From mboxrd@z Thu Jan  1 00:00:00 1970
From: "Michael S. Tsirkin" <mst@redhat.com>
Subject: Re: [PATCH 2/2][RFC] KVM: Emulate MSI-X table and PBA in kernel
Date: Sun, 2 Jan 2011 13:51:35 +0200
Message-ID: <20110102115135.GA712@redhat.com>
References: <1293007495-32325-1-git-send-email-sheng@linux.intel.com>
 <4D1C5124.2090409@redhat.com>
 <20101230103256.GB6441@redhat.com>
 <201012311105.28371.sheng@linux.intel.com>
 <4D2052C3.3020901@redhat.com>
 <20110102103928.GA32272@redhat.com>
 <4D205A6A.10900@redhat.com>
Mime-Version: 1.0
Content-Type: text/plain; charset=us-ascii
Cc: Sheng Yang <sheng@linux.intel.com>,
	Marcelo Tosatti <mtosatti@redhat.com>, kvm@vger.kernel.org,
	Alex Williamson <alex.williamson@redhat.com>
To: Avi Kivity <avi@redhat.com>
Return-path: <kvm-owner@vger.kernel.org>
Received: from mx1.redhat.com ([209.132.183.28]:44041 "EHLO mx1.redhat.com"
	rhost-flags-OK-OK-OK-OK) by vger.kernel.org with ESMTP
	id S1751093Ab1ABLxK (ORCPT <rfc822;kvm@vger.kernel.org>);
	Sun, 2 Jan 2011 06:53:10 -0500
Content-Disposition: inline
In-Reply-To: <4D205A6A.10900@redhat.com>
Sender: kvm-owner@vger.kernel.org
List-ID: <kvm.vger.kernel.org>

On Sun, Jan 02, 2011 at 12:58:50PM +0200, Avi Kivity wrote:
> On 01/02/2011 12:39 PM, Michael S. Tsirkin wrote:
> >>  >
> >>  >I agree.

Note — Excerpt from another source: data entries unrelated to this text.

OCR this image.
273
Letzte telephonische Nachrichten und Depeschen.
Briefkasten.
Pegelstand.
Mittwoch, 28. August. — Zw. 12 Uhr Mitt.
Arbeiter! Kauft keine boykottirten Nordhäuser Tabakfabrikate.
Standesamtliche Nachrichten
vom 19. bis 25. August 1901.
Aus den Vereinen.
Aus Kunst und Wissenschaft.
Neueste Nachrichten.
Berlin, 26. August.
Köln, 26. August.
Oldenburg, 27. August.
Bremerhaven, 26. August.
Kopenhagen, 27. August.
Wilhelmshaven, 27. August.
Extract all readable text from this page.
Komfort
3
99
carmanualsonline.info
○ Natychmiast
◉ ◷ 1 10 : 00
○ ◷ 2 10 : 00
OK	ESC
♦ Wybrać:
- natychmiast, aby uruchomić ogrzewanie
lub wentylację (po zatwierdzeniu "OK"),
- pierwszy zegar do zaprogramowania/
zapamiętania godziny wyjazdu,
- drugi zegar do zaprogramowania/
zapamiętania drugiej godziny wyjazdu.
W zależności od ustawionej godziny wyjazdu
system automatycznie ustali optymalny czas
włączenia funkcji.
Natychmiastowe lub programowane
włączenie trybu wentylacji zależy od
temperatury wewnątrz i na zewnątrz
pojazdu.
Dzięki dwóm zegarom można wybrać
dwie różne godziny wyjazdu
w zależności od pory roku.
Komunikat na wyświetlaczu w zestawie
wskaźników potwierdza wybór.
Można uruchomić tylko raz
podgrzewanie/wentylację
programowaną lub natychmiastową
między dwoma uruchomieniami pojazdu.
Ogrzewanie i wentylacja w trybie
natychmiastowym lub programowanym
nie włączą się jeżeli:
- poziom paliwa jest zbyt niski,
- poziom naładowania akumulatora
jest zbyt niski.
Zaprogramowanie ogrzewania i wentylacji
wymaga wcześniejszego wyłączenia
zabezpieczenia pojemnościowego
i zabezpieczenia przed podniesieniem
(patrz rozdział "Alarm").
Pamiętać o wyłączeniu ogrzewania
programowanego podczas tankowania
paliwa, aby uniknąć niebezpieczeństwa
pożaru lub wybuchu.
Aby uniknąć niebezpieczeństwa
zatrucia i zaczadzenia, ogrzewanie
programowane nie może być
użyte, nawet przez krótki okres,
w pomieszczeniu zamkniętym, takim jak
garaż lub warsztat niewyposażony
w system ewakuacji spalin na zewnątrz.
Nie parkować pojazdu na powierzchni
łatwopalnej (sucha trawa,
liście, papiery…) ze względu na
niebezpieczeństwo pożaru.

At least it's not a regression. And in fact we haven't seen any device
> >>  >driver use this. I've checked Linux kernel code, found no one used PCI_MSIX_PBA or
> >>  >msix_pba_offset_reg().
> >>  >
> >>  >I guess it's fine to get MSI-X mask part in first, then deal with PBA part if
> >>  >necessary - though we haven't seen any driver use it so far. It won't be worse
> >>  >with this patch anyway...
> >>
> >>  In a way it is worse because before, the fix would belong in user
> >>  space, which is easier to test and distribute.  Now we have to fix
> >>  it in the kernel.
> >>
> >>  However I recognize that drivers which rely on the pending bit are
> >>  rare/nonexistent (likely on in preboot environments where interrupts
> >>  are hard), so even if we do code it, it will likely be incorrect
> >>  (certainly without a test).
> >>
> >>  So I'll accept the patch without PBA.  Michael, what about
> >>  supporting virtio?  Can we base something on this patch?
> >
> >I don't see how userspace can send interrupts with this
> >interface unfortunately. We also need irqfd support ...
> 
> Sure we'll need additions to that interface.

What I suggested is 
1. an ioctl to map phy address + size to table id
2. a new gsi type with a table id + entry number.

If we have that, assigned devices, virtio and vhost-net can work
mostly as is, with just the mask bits accelerated.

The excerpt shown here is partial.